Physical Commerce: before Cloud, if you had 100 retail stores, you had no idea that this pair of shoes was sold out in store A, but store B had 100 in stocks. Today, you can move stocks, you can do predictive inventories, you increase revenues.
AI similarly enables new disruptive things: it can do stuff that could not be computed before.
new data analytics: language, video, medical imaging, production flows, road traffic… AI can read an invoice that you receive in pdf, automatically input in your ERP, automatically link to production and inventories. AI is reading companies videos for me, it reads transcripts for me. AI opens up new domains of Automation. Automation lowers costs.
new applications: automation of document drafting, commercial contracts or medical reports; automation of image / video generation; modelling of the physical environment, drug development, etc. AI enables new Applications. Applications are revenue.

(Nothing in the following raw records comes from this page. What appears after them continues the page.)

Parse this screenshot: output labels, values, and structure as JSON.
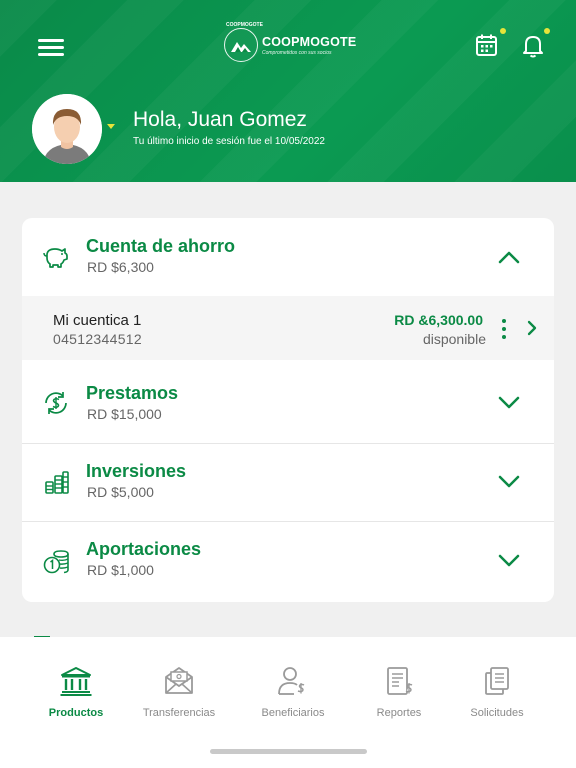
{
  "header": {
    "logo_name": "COOPMOGOTE",
    "logo_arc": "COOPMOGOTE",
    "logo_tagline": "Comprometidos con sus socios",
    "greeting": "Hola, Juan Gomez",
    "last_login": "Tu último inicio de sesión fue el 10/05/2022",
    "colors": {
      "primary": "#0b8a45",
      "notification_dot": "#e6e43a"
    }
  },
  "products": [
    {
      "title": "Cuenta de ahorro",
      "amount": "RD $6,300",
      "icon": "piggy-bank-icon",
      "expanded": true
    },
    {
      "title": "Prestamos",
      "amount": "RD $15,000",
      "icon": "loan-refresh-dollar-icon",
      "expanded": false
    },
    {
      "title": "Inversiones",
      "amount": "RD $5,000",
      "icon": "coins-stack-icon",
      "expanded": false
    },
    {
      "title": "Aportaciones",
      "amount": "RD $1,000",
      "icon": "coin-contribution-icon",
      "expanded": false
    }
  ],
  "account": {
    "name": "Mi cuentica 1",
    "number": "04512344512",
    "balance": "RD &6,300.00",
    "available_label": "disponible"
  },
  "tabs": [
    {
      "label": "Productos",
      "icon": "bank-building-icon",
      "active": true
    },
    {
      "label": "Transferencias",
      "icon": "transfer-envelope-icon",
      "active": false
    },
    {
      "label": "Beneficiarios",
      "icon": "user-dollar-icon",
      "active": false
    },
    {
      "label": "Reportes",
      "icon": "report-document-icon",
      "active": false
    },
    {
      "label": "Solicitudes",
      "icon": "requests-documents-icon",
      "active": false
    }
  ]
}
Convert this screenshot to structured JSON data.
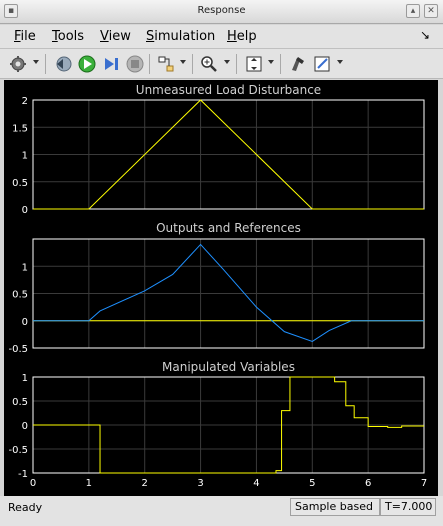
{
  "window": {
    "title": "Response"
  },
  "menu": [
    {
      "label": "File",
      "mnemonic": "F"
    },
    {
      "label": "Tools",
      "mnemonic": "T"
    },
    {
      "label": "View",
      "mnemonic": "V"
    },
    {
      "label": "Simulation",
      "mnemonic": "S"
    },
    {
      "label": "Help",
      "mnemonic": "H"
    }
  ],
  "toolbar": {
    "icons": [
      "gear-icon",
      "step-back-icon",
      "run-icon",
      "step-forward-icon",
      "stop-icon",
      "signal-select-icon",
      "zoom-icon",
      "fit-to-view-icon",
      "highlight-icon",
      "edit-icon"
    ]
  },
  "status": {
    "left": "Ready",
    "mode": "Sample based",
    "time": "T=7.000"
  },
  "colors": {
    "background": "#000000",
    "axes": "#ffffff",
    "grid": "#3a3a3a",
    "yellow": "#ffff00",
    "blue": "#1e90ff"
  },
  "chart_data": [
    {
      "type": "line",
      "title": "Unmeasured Load Disturbance",
      "xlim": [
        0,
        7
      ],
      "ylim": [
        0,
        2
      ],
      "yticks": [
        "0",
        "0.5",
        "1",
        "1.5",
        "2"
      ],
      "xticks": [],
      "series": [
        {
          "color": "#ffff00",
          "x": [
            0,
            1,
            3,
            5,
            7
          ],
          "y": [
            0,
            0,
            2,
            0,
            0
          ]
        }
      ]
    },
    {
      "type": "line",
      "title": "Outputs and References",
      "xlim": [
        0,
        7
      ],
      "ylim": [
        -0.5,
        1.5
      ],
      "yticks": [
        "-0.5",
        "0",
        "0.5",
        "1"
      ],
      "xticks": [],
      "series": [
        {
          "color": "#ffff00",
          "x": [
            0,
            7
          ],
          "y": [
            0,
            0
          ]
        },
        {
          "color": "#1e90ff",
          "x": [
            0,
            1,
            1.2,
            2,
            2.5,
            3,
            3.4,
            4,
            4.5,
            5,
            5.3,
            5.7,
            7
          ],
          "y": [
            0,
            0,
            0.18,
            0.55,
            0.85,
            1.4,
            0.95,
            0.25,
            -0.2,
            -0.38,
            -0.18,
            0,
            0
          ]
        }
      ]
    },
    {
      "type": "line",
      "title": "Manipulated Variables",
      "xlim": [
        0,
        7
      ],
      "ylim": [
        -1,
        1
      ],
      "yticks": [
        "-1",
        "-0.5",
        "0",
        "0.5",
        "1"
      ],
      "xticks": [
        "0",
        "1",
        "2",
        "3",
        "4",
        "5",
        "6",
        "7"
      ],
      "series": [
        {
          "color": "#ffff00",
          "step": true,
          "x": [
            0,
            1.2,
            4.35,
            4.45,
            4.6,
            5.2,
            5.4,
            5.6,
            5.75,
            6.0,
            6.35,
            6.6,
            7
          ],
          "y": [
            0,
            -1,
            -0.95,
            0.3,
            1,
            1,
            0.9,
            0.4,
            0.15,
            -0.03,
            -0.05,
            -0.02,
            -0.02
          ]
        }
      ]
    }
  ]
}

AI is a platform, it has a compounding effect. Listen to Jensen Huang presentations (latest here at Computex Taipei, especially at min 20-30 and the last 30 mins), he explains the platform effect: accelerated computing can be applied to anything where there is a computing bottleneck. From lithography (semiconductor manufacturing), to decision optimization (supply chain management), to chemistry (developing new molecules).
Nvidia will not provide these applications, it provides computing power (GPU) and a software development platform (CUDA) that allows other firms to develop applications. Like conventional Cloud Computing, Accelerated Computing has an infinite compounding effect.
new data analytics => new applications => new business models
Ok but where are AI revenues, profits, “there is no ROI”
Don’t panic and just look back. For years, AWS was making very small revenues and was loss-making.
From 2010 to 2013, it was basically a developer’s tool, large firms testing. Lots of Capex, insignificant revenues. Does it sound familiar?
From 2014 to 2017, commercial adoption took off, but profits were thin.
So it was a ~7 years journey from exciting pilots and demos to significant profits that move the stock price.
That’s the reality of Tech and the large disconnect with stock prices. New computing, new architectures take many years to reach commercial maturity. Stock investors expects profits next year.
During all that “incubation” period, Amazon AMZN was trading at 100x EPS. Or more (2 periods of losses, charts below are capped for that reason). AMZN traded above 100x earnings from July 2011 to October 2018.
How is this possible? Because some smart investors understood the earnings potential of Cloud Computing (AWS). Because these investors were very patient. Because Warren Buffet never understood. If you want cash flows and dividends, if you can’t understand the technology, please buy an old style brand that sells hardware: Apple. You will be ok.